We can all do our part to make the Web a more inclusive place. Below are 5 easy ways you can personally help women thrive online.

1. Acknowledge and encourage women’s contributions online. Show them public thanks using #womenoftheweb.

2. Treat others with respect online and appreciate each other’s differences. If you witness an instance of cyber violence or bullying, record it and report it. Moreover, talk to your kids about cyber bullying, and encourage their teachers to do the same.

3. Offer your own technical know-how to family members, friends and neighbors. Or, start a Mozilla club like Liza and Mmaki did, with a digital inclusion focus.

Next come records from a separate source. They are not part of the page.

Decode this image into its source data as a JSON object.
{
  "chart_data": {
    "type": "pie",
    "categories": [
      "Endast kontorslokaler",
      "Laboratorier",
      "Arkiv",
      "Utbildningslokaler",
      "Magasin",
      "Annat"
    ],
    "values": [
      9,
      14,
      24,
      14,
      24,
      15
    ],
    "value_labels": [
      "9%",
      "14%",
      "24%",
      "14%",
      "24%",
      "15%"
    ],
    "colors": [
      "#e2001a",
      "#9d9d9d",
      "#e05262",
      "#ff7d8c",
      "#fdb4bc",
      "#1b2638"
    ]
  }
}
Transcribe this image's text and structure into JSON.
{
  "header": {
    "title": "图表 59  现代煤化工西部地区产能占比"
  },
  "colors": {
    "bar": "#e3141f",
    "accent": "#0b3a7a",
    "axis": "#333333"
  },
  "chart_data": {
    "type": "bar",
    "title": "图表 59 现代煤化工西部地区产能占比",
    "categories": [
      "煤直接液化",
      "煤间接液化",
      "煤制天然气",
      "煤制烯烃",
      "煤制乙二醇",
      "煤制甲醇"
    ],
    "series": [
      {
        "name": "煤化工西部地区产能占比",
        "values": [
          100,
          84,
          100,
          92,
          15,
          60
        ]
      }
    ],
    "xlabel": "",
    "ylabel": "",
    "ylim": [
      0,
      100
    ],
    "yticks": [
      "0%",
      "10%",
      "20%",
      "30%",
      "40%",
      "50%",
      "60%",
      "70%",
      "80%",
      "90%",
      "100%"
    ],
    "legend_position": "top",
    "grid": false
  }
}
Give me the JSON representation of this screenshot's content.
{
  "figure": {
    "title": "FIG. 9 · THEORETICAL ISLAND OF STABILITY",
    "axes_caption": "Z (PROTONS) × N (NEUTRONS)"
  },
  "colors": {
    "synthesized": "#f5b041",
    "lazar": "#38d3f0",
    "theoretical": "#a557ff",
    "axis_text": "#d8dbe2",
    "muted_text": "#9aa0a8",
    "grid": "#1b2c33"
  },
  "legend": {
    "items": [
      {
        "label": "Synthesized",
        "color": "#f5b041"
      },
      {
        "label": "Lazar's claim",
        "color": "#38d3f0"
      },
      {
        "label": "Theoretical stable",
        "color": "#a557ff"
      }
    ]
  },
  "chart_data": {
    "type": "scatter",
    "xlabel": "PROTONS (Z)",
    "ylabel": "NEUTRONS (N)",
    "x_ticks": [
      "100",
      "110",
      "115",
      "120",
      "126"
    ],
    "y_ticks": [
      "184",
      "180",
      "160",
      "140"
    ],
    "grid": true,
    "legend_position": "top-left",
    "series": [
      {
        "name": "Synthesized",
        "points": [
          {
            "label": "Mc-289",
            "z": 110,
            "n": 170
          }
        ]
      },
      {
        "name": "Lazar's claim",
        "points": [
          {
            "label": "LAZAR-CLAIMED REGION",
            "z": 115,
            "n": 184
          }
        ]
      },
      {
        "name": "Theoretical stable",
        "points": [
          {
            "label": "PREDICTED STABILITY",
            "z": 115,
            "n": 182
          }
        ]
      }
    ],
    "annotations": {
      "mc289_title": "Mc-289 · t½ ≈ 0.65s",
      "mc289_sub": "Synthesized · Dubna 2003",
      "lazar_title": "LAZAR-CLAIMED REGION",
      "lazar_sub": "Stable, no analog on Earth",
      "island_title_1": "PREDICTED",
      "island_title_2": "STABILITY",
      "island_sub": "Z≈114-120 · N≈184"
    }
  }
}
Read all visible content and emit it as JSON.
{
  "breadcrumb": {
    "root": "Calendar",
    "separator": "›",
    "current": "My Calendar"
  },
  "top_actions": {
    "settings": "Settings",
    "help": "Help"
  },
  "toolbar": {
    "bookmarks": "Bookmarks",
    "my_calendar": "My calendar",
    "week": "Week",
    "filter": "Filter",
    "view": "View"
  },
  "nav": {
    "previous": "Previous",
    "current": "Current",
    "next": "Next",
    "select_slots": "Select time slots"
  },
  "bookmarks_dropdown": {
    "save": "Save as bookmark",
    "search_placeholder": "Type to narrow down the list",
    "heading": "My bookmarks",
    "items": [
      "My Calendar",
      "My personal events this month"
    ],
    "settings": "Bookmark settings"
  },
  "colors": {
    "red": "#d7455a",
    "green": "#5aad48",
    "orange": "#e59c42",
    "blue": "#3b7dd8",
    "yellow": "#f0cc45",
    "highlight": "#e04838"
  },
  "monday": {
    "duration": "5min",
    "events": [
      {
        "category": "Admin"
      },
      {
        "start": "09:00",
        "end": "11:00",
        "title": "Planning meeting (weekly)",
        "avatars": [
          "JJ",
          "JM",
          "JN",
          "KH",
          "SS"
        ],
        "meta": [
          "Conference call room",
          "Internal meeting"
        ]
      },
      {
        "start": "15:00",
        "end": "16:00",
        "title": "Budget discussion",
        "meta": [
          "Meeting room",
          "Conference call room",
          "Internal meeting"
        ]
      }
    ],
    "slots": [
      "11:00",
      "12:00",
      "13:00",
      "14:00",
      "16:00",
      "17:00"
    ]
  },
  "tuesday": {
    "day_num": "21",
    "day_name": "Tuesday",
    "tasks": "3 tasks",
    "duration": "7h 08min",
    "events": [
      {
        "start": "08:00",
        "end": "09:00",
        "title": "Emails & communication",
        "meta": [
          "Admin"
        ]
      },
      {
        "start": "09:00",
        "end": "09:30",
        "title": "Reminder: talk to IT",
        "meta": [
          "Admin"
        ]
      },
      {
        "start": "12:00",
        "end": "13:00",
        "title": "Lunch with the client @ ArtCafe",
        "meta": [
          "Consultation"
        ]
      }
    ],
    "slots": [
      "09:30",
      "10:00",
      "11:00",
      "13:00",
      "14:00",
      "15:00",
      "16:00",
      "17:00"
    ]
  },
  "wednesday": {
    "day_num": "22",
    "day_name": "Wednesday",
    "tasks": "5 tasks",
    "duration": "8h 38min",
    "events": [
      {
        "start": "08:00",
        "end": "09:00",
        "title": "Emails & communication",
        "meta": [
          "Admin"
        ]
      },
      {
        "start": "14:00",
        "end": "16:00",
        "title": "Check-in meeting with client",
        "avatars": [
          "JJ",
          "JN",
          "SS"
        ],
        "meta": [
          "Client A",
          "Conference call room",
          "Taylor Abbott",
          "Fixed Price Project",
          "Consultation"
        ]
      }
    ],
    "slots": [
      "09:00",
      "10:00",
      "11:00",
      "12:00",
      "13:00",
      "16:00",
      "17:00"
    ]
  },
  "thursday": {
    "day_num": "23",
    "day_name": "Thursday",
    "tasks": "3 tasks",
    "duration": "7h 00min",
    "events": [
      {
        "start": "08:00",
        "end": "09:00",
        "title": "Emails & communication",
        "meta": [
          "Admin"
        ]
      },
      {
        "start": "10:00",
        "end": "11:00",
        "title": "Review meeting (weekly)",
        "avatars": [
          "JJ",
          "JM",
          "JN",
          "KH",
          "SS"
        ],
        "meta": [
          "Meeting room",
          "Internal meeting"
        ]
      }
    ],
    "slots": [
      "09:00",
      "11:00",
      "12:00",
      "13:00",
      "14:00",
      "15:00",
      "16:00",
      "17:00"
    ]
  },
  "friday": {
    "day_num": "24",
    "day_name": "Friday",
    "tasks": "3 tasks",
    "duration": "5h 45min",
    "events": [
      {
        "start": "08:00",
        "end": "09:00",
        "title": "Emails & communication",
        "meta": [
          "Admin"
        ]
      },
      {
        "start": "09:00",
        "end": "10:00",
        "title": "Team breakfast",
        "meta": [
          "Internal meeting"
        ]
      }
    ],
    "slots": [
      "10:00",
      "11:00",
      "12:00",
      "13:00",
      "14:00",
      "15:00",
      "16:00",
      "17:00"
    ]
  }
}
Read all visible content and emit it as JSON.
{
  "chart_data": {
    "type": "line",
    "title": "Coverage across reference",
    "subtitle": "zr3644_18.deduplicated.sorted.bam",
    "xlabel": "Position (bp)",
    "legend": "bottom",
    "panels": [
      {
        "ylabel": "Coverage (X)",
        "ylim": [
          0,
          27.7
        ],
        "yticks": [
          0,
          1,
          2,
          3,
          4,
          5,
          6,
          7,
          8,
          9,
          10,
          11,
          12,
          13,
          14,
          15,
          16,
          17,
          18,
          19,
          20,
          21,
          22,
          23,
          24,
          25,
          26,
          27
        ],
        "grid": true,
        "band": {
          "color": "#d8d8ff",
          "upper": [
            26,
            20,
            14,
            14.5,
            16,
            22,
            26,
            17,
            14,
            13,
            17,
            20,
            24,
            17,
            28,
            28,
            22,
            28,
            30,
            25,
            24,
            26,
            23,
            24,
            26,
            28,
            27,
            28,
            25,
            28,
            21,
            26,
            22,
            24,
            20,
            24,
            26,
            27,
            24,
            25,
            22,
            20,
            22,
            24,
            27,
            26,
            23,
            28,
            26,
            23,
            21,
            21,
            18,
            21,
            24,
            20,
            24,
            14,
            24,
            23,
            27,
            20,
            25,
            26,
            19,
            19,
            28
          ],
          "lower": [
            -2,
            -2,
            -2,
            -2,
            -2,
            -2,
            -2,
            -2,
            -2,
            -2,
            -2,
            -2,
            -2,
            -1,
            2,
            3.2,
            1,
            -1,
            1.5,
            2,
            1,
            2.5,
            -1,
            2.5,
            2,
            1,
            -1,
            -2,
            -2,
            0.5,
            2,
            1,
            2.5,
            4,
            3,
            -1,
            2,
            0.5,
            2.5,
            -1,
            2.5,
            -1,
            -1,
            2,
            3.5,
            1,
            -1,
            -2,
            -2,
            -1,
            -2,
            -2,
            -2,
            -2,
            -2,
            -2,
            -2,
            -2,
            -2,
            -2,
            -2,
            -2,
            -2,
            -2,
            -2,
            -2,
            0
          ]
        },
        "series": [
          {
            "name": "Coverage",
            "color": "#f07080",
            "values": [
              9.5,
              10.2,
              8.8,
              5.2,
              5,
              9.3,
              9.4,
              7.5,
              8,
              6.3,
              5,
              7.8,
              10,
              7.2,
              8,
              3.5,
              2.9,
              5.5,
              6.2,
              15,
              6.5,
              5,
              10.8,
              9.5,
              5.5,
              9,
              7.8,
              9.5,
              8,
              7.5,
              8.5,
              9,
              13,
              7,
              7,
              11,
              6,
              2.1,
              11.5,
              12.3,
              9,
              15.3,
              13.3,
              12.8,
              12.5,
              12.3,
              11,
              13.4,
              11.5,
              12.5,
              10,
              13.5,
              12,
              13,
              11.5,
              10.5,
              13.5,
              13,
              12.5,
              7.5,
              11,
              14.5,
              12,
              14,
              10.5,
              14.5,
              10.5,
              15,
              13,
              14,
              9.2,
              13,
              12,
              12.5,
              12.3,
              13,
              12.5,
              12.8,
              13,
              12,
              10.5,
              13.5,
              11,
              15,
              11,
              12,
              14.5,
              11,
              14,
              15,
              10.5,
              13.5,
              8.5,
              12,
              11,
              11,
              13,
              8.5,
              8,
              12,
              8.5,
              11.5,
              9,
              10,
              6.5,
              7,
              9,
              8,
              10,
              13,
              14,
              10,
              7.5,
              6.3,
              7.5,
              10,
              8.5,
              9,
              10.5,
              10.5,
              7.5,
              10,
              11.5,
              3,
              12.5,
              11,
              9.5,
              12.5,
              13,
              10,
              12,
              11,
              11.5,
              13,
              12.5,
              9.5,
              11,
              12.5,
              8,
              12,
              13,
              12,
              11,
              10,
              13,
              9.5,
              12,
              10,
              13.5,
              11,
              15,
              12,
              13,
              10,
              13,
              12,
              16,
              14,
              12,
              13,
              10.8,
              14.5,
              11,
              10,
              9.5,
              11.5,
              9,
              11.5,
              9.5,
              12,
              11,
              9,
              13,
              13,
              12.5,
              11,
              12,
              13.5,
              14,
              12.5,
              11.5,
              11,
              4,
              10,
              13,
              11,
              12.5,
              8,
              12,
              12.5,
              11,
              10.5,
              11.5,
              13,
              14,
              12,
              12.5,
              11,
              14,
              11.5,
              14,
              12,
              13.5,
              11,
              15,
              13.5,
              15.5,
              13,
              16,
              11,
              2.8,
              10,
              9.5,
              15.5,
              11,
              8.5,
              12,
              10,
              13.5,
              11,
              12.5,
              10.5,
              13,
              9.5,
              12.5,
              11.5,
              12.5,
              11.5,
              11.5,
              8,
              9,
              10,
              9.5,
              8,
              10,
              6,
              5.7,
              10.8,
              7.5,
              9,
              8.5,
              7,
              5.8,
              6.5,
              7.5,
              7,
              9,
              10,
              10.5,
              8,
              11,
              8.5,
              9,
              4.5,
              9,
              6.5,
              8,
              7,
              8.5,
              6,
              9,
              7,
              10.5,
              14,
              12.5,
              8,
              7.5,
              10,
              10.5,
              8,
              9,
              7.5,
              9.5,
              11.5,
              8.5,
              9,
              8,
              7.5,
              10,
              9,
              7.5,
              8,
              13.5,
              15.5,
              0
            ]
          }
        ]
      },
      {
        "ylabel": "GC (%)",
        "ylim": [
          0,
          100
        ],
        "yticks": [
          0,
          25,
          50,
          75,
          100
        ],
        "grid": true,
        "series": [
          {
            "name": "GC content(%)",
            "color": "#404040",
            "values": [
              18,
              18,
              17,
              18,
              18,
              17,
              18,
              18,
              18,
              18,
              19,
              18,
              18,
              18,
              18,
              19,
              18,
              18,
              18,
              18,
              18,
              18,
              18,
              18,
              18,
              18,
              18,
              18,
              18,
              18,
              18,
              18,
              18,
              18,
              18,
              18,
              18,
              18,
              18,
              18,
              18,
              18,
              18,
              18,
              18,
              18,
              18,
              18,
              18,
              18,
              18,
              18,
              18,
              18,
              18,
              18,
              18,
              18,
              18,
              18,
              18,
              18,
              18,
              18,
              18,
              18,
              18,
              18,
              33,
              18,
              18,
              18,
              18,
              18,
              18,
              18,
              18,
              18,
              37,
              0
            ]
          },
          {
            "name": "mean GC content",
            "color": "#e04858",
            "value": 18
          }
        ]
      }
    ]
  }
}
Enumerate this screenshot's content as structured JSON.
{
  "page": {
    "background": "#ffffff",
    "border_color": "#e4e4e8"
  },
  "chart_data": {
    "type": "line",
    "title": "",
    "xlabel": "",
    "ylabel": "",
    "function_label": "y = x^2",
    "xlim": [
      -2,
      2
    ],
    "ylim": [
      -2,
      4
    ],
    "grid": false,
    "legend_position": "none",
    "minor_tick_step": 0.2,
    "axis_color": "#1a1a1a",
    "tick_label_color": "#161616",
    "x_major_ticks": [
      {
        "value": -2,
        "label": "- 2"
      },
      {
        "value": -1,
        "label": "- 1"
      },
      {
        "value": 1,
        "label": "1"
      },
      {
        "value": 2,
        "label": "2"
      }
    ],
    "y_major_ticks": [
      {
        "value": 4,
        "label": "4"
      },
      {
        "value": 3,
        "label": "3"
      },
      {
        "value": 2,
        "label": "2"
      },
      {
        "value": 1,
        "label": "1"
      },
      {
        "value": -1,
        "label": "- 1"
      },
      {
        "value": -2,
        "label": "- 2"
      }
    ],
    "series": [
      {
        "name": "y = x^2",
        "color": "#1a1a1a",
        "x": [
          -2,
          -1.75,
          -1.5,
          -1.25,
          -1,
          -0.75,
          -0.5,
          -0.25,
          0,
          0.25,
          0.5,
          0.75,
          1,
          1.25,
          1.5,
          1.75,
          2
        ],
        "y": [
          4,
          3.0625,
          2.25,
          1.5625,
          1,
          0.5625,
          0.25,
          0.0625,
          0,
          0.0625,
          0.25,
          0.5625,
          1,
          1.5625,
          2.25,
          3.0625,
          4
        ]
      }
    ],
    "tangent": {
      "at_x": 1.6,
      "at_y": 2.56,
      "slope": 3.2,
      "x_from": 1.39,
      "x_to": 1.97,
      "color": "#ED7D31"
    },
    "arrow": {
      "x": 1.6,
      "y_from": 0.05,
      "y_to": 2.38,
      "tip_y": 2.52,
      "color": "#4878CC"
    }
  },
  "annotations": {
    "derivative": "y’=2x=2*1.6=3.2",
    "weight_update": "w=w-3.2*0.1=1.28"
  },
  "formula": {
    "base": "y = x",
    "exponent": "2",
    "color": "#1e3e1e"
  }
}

4. Donate your old computers, laptops, and phones to non-profits like Reconnect, Students Recycling Used Technology, or Interconnection, who refurbish and redistribute them to underserved communities.

5. Become a more informed citizen who rises to having conversation and debate about solutions by reading up and getting involved with organizations that are doing good for women. Here’s a non-exhaustive list to get you started:

Digital Opportunity Trust (youth empowering others with tech)

Girls Who Code (digital skill building for girls)

Global Fund for Women (championing equality in the developing world)

I Holla Back (ending online harassment)

ITU (the United Nations agency for information technologies)

UN Women (so that every woman can exercise her human rights)

WorldPulse (social network connecting women and speeding up change)

World Wide Web Foundation (advancing the Web as a public right)

YWCA (eliminating racism and empowering women)

Together, we can forge a more inclusive, gender equal world and Web.